The Environmental Protection Agency (EPA), on Friday organized a day’s workshop on ambient noise level guidelines, for block making facilities, pubs and transport unions.
The workshop was to create a forum for engagement between EPA and key stakeholders to find lasting ways of addressing the problem of noise pollution.
Mr. Ebenezer Appah-Sampong, EPA Deputy Executive Director, Technical said the issue of noise has become a problem that refuses to go away and the EPA has been battling it for some time now, adding that it was an issue that required all on board.
He said in homes, lorry parks, communities’ humans tend to generate some form of noise one way or the other and forget that it inconveniences each other, saying society by nature can accommodate some noise but when it goes beyond a certain time then people become agitated.
“Some time ago we came out with the permissible noise guideline. We raised some awareness but still have not made the progress that we want to achieve. We have now moved it further into standards and very soon would become enforceable standards backed by a regulation with some punitive measures,” he said.
Mr Appah-Sampong said the EPA’s intention is that, together, all would become conscious of the impact of excessive noise on our health, so that as individuals and communities we would take steps to minimize it to a very large extent.
“We think that now we would not do a big gathering but meet in small groups, understand each other and then share experiences on what we have done with the guidelines, and how to measure noise, and that would guide us to take our own actions and stop this.
“I believe that, if we are able to tackle it in our small groups, we would be able to achieve it. We expect that from here, we would take steps in our little small way to help address it,” he said.
He urged participants to become ambassadors for the environment and the people, saying if care is not taken, people would have hearing problems and difficulties in their old age.
“The end game is for us to have some groups to help us do some education and help us enforce the standards. We also want to establish Regional and District Task Forces to also enforce the standards,” he said.
Mr. Emmanuel Appoh, Deputy Director, Environmental Quality Department at the EPA said noise is unwanted or irregular noise, which is emitted by a vibrating body and upon reaching the ear causes the sensation of hearing through nerves.
He said Noise pollution is sound that is disordered and irregular producing an unknown pleasant sensation that is unwanted or that interfere with the ability to hear.

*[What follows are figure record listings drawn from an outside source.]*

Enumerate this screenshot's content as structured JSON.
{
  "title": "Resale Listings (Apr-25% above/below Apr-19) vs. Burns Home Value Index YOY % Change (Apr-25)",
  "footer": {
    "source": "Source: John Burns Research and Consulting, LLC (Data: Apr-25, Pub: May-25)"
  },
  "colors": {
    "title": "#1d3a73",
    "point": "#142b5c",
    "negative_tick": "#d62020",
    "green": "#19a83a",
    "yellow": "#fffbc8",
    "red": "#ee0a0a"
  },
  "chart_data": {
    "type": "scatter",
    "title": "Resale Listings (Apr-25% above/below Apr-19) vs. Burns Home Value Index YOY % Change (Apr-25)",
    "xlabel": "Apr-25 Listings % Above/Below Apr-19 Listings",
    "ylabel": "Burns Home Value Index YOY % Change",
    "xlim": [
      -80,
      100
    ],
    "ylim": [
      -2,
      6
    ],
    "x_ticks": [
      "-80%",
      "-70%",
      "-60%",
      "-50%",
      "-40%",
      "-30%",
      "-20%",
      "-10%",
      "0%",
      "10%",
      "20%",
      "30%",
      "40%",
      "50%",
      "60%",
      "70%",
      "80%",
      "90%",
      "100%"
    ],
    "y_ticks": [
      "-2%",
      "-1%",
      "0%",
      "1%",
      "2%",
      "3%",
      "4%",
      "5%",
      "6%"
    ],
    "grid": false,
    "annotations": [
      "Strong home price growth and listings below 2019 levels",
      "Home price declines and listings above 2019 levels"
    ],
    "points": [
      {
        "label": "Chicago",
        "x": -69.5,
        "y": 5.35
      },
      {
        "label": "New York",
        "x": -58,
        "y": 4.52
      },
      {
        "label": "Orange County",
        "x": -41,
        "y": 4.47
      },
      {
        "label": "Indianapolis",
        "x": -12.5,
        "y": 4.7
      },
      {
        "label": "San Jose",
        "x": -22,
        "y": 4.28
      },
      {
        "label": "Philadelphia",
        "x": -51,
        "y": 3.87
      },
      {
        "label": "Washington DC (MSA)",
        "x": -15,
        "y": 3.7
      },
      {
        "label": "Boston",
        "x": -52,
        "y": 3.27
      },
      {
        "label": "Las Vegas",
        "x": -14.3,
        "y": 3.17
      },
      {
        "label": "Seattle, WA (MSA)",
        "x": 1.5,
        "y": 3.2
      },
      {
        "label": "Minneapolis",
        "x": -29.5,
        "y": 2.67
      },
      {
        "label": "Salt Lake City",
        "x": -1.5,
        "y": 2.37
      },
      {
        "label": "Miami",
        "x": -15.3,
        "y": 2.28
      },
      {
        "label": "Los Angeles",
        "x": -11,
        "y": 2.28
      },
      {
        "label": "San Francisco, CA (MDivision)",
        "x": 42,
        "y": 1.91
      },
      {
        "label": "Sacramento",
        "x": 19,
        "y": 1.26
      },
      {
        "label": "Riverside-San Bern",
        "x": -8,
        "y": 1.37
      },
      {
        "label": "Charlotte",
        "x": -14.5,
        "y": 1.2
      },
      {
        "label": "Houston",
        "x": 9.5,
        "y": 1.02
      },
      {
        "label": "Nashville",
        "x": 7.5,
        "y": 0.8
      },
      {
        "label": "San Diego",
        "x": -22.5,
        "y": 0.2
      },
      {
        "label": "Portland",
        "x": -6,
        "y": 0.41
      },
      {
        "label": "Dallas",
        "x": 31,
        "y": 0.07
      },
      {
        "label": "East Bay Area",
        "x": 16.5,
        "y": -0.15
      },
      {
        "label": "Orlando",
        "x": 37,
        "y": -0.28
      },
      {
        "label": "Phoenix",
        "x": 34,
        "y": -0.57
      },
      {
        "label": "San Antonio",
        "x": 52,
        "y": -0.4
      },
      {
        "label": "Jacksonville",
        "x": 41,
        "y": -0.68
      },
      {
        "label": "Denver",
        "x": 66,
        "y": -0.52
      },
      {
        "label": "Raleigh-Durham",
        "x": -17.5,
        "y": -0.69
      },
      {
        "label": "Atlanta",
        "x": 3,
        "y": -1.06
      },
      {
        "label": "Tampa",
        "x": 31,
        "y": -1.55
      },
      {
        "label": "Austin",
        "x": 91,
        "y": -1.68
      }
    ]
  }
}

He said the major sources of noise include motor, vehicles, traffic, lack of maintenance, driving habits, hawking and commercial activities at lorry parks, markets, machines, information centres, social gatherings, Churches, mosques among others.
Mr. Appoh said noise pollution arises due to certain factors including lack of maintenance of machinery, lack of knowledge on laws and health as well as behavioural Factors.
He noted that some health implication like auditory and non-auditory effects are becoming common, with people especially the young ones losing their sensitivity to hearing because of their exposure to loud noise for long periods of time.
“All these problems can be solved if we switch to new models of machinery, regular maintenance, installation of noise proof materials, change of mindset by citizens and be conscious of the laws of government on noise making,” he said.
He said the EPA Act 490 (1994) mandates the agency to prescribe guidelines and standards relating to air, water, land and noise, to develop ambient noise level guidelines for all zones.
Mr. Appoh said the EPA also works in partnership with stakeholders to catalyze change to make environmental protection and sustainable development a common value.
Mr. John Tettey, Head of Environmental Education Department said the total number of complaints received in the Greater Accra Region from August 2016 to 2017 is 329, 50 from Accra East; 117 from Accra West; and 102 from the head office.
He said when the EPA receives complaints of noise it takes various steps to address it including inviting both the complainant and the alleged offender for a meeting, after which the EPA and offender come to agreement on how to minimize noise to permissible levels consistent with the zoning status of the area.
He noted that where feasible, the complainants and alleged offenders are brought to a meeting, for an amicable settlement, and when all these efforts fail, the complainant is advised to send the matter to a court of law for solution.
The court normally orders the EPA to do noise measurements and submit to court.